Linear regression analysis
model <-lm(danceability ~ loudness +as.numeric(explicit) + popularity + energy, data = pop_songs)
Summary of the linear regression analysis
summary(model)
Call:
lm(formula = danceability ~ loudness + as.numeric(explicit) +
popularity + energy, data = pop_songs)
Residuals:
Min 1Q Median 3Q Max
-0.44939 -0.07688 0.01187 0.08866 0.30136
Coefficients:
Estimate Std. Error t value Pr(>|t|)
(Intercept) 0.4950636 0.0618644 8.002 1.19e-14 ***
loudness -0.0023410 0.0044841 -0.522 0.60190
as.numeric(explicit) 0.0444760 0.0192404 2.312 0.02128 *
popularity 0.0001389 0.0002834 0.490 0.62425
energy 0.1753682 0.0544465 3.221 0.00138 **
---
Signif. codes: 0 '***' 0.001 '**' 0.01 '*' 0.05 '.' 0.1 ' ' 1
Residual standard error: 0.1346 on 423 degrees of freedom
Multiple R-squared: 0.0451, Adjusted R-squared: 0.03607
F-statistic: 4.995 on 4 and 423 DF, p-value: 0.0006078
According to this information the formula for my model is:
Danceability = 0.4951−0.0023×Loudness+0.0445 x Explicit+0.000139×Popularity+0.1754×Energy
Also according to this model,explicit content and energy are key predictors of danceability in pop songs. However loudness and popularity do not influence danceability in pop songs. There are also low R-square values that indicate that other variables may also affect danceability.
Brief Essay
How you cleaned the dataset up
With the code str() I was able to see the internal structure of the data set. Secondly, with the code summary() i was able to see if there were any missing values. Thirdly, with the code spotify <- spotify %>% drop_na() i was able to erase all the missing values in the dataset, if any. Finally, since i only wanted to work with a specific genre of songs,pop, i used the code pop_songs <- spotify %>% filter(genre == “pop”) in order to filter out the songs that fitter that genre.

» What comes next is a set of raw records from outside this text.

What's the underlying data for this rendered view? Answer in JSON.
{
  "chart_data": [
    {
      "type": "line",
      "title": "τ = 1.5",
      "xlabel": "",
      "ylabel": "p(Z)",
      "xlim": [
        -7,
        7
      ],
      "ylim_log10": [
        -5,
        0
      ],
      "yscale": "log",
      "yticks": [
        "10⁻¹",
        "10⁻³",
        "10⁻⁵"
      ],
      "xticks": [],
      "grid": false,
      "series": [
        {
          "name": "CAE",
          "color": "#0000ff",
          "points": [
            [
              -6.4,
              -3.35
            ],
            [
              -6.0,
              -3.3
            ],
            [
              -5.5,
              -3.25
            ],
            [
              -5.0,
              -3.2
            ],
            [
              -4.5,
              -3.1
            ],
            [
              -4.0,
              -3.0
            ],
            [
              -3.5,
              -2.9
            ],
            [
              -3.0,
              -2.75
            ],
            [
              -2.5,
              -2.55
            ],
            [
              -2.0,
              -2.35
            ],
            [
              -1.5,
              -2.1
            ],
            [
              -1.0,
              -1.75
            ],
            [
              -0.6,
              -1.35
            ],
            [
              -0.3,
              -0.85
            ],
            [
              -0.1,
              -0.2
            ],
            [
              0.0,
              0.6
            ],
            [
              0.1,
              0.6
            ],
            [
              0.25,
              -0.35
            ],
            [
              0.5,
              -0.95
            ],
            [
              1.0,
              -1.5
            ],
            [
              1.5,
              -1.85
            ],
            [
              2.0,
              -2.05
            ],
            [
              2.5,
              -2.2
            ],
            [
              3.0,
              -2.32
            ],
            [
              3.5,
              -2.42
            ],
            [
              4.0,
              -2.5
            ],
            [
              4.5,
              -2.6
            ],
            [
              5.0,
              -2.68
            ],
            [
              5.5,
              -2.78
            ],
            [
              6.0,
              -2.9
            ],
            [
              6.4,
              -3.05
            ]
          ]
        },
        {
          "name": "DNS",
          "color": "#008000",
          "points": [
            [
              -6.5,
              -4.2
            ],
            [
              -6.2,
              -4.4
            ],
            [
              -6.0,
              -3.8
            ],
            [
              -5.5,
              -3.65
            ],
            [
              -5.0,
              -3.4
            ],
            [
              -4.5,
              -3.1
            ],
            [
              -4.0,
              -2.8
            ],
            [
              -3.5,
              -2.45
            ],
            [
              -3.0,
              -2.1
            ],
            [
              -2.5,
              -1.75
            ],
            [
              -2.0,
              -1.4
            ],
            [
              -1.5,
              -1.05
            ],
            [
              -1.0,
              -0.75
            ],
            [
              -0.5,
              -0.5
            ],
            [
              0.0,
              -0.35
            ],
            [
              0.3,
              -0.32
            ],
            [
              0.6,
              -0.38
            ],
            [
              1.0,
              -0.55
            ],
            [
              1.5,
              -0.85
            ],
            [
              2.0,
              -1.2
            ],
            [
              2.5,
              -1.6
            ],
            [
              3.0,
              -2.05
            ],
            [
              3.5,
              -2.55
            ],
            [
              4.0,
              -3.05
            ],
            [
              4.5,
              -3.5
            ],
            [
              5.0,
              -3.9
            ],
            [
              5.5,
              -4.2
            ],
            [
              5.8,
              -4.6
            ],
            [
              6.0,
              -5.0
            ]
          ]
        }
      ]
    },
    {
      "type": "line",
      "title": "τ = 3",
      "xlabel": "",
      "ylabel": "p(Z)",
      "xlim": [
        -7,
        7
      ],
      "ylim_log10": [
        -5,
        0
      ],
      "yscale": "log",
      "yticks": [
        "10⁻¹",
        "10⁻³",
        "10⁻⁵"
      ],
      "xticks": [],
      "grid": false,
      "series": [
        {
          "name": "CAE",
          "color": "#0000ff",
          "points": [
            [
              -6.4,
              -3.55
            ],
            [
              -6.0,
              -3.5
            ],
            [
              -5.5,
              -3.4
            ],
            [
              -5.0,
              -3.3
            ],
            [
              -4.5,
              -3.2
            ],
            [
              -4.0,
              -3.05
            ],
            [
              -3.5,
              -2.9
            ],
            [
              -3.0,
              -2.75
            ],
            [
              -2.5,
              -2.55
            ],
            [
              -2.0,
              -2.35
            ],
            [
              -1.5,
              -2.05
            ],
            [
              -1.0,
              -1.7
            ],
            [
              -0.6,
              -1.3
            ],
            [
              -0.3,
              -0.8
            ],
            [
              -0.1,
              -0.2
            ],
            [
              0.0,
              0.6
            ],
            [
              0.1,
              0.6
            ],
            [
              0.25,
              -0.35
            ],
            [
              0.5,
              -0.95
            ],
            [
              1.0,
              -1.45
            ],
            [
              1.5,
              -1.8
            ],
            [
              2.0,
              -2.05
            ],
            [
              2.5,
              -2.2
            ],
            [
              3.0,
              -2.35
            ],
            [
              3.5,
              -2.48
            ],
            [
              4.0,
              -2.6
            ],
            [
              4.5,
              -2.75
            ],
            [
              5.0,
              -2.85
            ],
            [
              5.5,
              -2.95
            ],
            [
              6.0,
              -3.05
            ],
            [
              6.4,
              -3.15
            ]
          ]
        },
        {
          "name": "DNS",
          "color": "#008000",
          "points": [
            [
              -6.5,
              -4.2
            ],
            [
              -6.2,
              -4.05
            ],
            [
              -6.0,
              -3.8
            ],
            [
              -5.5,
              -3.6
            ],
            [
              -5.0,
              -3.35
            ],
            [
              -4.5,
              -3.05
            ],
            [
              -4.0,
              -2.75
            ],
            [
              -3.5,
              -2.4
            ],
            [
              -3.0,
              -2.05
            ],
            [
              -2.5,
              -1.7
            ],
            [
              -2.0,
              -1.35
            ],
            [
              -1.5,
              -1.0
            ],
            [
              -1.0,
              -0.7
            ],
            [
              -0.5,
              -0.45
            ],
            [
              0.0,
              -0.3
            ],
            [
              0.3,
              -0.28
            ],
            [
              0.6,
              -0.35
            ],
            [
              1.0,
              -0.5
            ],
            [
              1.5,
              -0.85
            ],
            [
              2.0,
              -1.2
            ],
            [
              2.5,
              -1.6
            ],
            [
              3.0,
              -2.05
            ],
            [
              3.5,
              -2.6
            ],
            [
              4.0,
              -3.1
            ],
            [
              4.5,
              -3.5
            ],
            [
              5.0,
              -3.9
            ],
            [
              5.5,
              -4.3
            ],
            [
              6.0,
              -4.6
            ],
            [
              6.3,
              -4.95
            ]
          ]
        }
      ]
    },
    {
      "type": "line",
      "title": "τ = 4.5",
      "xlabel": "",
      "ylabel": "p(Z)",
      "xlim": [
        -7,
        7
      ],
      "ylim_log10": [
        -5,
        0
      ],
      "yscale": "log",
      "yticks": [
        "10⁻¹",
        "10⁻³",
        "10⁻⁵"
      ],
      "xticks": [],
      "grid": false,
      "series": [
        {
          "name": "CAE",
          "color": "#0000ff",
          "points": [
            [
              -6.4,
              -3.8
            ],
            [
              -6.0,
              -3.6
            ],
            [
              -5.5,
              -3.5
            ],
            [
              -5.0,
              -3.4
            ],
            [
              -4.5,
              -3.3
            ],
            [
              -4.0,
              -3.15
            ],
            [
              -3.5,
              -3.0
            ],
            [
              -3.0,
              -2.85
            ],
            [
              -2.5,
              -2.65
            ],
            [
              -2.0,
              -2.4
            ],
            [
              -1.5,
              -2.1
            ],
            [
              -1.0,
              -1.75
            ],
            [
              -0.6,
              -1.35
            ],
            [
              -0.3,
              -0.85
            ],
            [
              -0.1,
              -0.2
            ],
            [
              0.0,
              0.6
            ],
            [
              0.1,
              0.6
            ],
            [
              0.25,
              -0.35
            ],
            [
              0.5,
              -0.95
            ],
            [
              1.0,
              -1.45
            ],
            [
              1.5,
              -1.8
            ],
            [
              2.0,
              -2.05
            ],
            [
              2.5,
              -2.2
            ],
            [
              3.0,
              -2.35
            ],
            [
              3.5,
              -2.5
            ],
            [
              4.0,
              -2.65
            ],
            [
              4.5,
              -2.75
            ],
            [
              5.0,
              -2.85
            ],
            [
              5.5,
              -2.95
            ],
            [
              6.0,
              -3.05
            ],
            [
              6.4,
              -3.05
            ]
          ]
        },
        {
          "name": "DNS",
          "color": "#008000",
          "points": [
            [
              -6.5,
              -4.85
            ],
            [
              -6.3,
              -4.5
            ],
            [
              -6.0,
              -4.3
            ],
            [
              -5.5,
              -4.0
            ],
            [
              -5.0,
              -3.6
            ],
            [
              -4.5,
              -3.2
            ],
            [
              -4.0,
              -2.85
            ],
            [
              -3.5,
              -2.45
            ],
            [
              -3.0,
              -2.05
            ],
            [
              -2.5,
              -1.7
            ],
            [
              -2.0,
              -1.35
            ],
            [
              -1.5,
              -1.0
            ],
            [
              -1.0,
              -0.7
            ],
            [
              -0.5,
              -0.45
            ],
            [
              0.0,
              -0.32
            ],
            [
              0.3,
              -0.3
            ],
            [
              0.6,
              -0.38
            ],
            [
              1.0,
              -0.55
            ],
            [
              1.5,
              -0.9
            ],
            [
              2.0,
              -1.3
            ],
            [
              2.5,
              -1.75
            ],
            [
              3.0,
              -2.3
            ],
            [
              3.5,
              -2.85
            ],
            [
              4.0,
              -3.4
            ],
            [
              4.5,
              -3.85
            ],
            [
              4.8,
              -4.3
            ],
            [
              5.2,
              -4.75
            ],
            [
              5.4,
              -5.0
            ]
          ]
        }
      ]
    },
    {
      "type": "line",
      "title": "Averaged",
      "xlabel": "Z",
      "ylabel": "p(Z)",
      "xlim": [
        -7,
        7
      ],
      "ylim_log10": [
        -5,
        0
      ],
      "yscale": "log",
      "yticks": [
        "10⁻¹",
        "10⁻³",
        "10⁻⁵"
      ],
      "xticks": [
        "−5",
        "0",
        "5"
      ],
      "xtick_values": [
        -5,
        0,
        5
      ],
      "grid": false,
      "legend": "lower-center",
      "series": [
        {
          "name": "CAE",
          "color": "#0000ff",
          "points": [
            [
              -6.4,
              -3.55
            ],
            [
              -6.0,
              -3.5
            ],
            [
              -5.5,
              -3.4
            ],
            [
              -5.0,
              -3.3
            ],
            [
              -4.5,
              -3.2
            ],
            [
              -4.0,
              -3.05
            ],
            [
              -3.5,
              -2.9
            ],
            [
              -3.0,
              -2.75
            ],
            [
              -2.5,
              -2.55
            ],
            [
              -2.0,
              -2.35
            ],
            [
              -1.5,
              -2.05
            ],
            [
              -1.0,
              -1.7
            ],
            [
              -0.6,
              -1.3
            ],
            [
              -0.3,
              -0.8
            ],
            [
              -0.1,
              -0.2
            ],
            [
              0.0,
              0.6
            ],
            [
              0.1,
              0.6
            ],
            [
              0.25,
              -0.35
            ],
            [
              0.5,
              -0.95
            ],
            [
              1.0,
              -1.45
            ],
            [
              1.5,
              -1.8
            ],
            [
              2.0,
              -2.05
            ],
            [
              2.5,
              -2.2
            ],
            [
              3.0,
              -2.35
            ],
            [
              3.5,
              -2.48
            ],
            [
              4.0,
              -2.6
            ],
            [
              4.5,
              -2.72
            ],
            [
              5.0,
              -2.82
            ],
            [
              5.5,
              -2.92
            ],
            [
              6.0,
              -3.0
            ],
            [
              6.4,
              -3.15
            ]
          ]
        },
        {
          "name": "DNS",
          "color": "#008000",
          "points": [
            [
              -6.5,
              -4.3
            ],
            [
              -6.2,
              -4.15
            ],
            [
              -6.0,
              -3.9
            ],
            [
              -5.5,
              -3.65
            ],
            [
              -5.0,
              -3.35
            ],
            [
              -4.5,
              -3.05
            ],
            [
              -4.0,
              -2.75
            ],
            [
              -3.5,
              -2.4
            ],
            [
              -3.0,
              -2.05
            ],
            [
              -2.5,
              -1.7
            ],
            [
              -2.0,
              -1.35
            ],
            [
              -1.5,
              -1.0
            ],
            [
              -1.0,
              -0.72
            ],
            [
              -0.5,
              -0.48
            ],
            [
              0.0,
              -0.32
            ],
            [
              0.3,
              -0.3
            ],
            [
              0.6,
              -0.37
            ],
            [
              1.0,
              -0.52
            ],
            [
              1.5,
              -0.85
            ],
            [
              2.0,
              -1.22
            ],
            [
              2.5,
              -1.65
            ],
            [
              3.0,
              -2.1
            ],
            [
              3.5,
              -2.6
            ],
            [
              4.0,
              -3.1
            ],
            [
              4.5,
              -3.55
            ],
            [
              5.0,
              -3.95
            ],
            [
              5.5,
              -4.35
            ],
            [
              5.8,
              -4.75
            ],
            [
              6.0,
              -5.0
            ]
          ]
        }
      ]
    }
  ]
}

What the visualization represents, any interesting patterns or surprises that arise within the visualization.
The visualization represents the change over time of the danceability of songs from 1999 to 2020. With each point representing a song, the y-axis being the danceability score and the x-axis shows the year of release, and depending whether the song is explicit or not the color of the point changes. Finally the trend line can show a general trajectory of the danceability over the years, showing whether it has increase, decreased, or stabilized.
Patterns or surprises
A surprise for me was that the trend line showed an increase in the year 2020 higher than those years before, and that the line started increasing whenever explicit songs started appearing. Also within the 2000-2010, some outliners were explicit songs, which could relate to the change in trend of songs during that century.
Anything that you might have shown that you could not get to work or that you wished you could have included.
I was also working on the percentage of incurring with a explicit song over the years, however i could not seem to get it to work or be included into the graph.